This chip uses a tiled architecture to compute a series of fixed-point multiply-and-accumulate operations in parallel. In other words, the chip takes a vector and performs a series of matrix multiplications to it, which simulates layer computations in Deep Learning.
The tiled architecture refers to the chip being composed of a grid of autonomous tiles, each tile connected to adjacent tiles. Each tile is analogous to an artificial neuron in Deep Learning. Information propagates from top to bottom, with the input vector being passed into the top layer of the grid and subsequent results being passed downwards to the next layer. The final result is the output from the bottom layer of the grid. The tiles communicate bidirectionally with its left/right neighbors to assemble the output of the entire layer, which is then propagated downwards as the input of the next neuron.
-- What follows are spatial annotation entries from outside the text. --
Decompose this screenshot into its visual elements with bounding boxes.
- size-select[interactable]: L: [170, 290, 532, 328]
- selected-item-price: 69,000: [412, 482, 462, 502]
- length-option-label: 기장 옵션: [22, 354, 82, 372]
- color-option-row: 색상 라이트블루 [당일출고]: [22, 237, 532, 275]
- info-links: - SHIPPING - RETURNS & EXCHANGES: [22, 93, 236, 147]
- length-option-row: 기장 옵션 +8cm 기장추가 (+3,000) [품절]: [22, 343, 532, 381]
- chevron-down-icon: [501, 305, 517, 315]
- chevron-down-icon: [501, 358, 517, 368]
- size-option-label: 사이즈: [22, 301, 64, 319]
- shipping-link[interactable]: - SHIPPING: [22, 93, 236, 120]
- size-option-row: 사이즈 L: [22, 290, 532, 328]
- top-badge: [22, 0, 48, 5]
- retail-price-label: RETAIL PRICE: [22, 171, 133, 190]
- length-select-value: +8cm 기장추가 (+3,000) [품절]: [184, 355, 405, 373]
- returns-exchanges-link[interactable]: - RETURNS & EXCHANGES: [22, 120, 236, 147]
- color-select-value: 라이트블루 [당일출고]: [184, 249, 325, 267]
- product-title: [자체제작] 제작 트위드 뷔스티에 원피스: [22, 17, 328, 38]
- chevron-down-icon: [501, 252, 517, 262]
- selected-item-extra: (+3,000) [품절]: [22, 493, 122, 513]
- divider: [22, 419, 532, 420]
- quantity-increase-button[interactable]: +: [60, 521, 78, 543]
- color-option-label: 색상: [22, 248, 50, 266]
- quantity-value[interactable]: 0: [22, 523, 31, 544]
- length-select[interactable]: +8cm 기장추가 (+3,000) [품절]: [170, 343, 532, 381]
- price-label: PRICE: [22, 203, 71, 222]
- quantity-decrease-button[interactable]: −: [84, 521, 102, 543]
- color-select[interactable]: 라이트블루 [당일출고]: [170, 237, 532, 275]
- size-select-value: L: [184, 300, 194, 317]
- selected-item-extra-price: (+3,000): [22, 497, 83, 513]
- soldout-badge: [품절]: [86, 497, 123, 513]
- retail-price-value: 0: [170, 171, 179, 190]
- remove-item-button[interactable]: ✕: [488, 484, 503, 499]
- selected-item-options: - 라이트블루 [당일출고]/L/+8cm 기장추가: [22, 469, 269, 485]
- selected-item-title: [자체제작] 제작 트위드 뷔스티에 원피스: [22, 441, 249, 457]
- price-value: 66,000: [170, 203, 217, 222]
Within each tile is an outer and inner core. The inner core computes the dot product of the input vector with its weight vector, which computes the output of one neuron. The inner core sends the result to the outer core, which communicates with the tile's neighbors to assemble the entire layer's output. The output of the outer core is the output of an entire layer.
The tile is a wrapper module for the outer core, which handles serial communication and daisy-chaining with neighboring tiles.
Communication happens in a daisy-chained manner, with each tile sending its own output as well as any outputs it receives from its neighbors. This allows the output of a single neuron to propogate to all of the other neurons in the layer, so that each tile can output the result of the layer to the next tile. This is necessary as each tile expects an entire vector (the output of the previous layer) as input.
This project was built with Intel Quartus and simulated with ModelSim. Each module has appropriate testbenches to ensure the correctness of the components. Theouter_core_tb
simulates a 4x4 grid of cores using non-serial communication. In the screenshot of the waveform simulation, the outputs of the last layer (/outer_tb/layer_outg[3]
) are consistent with the expected results.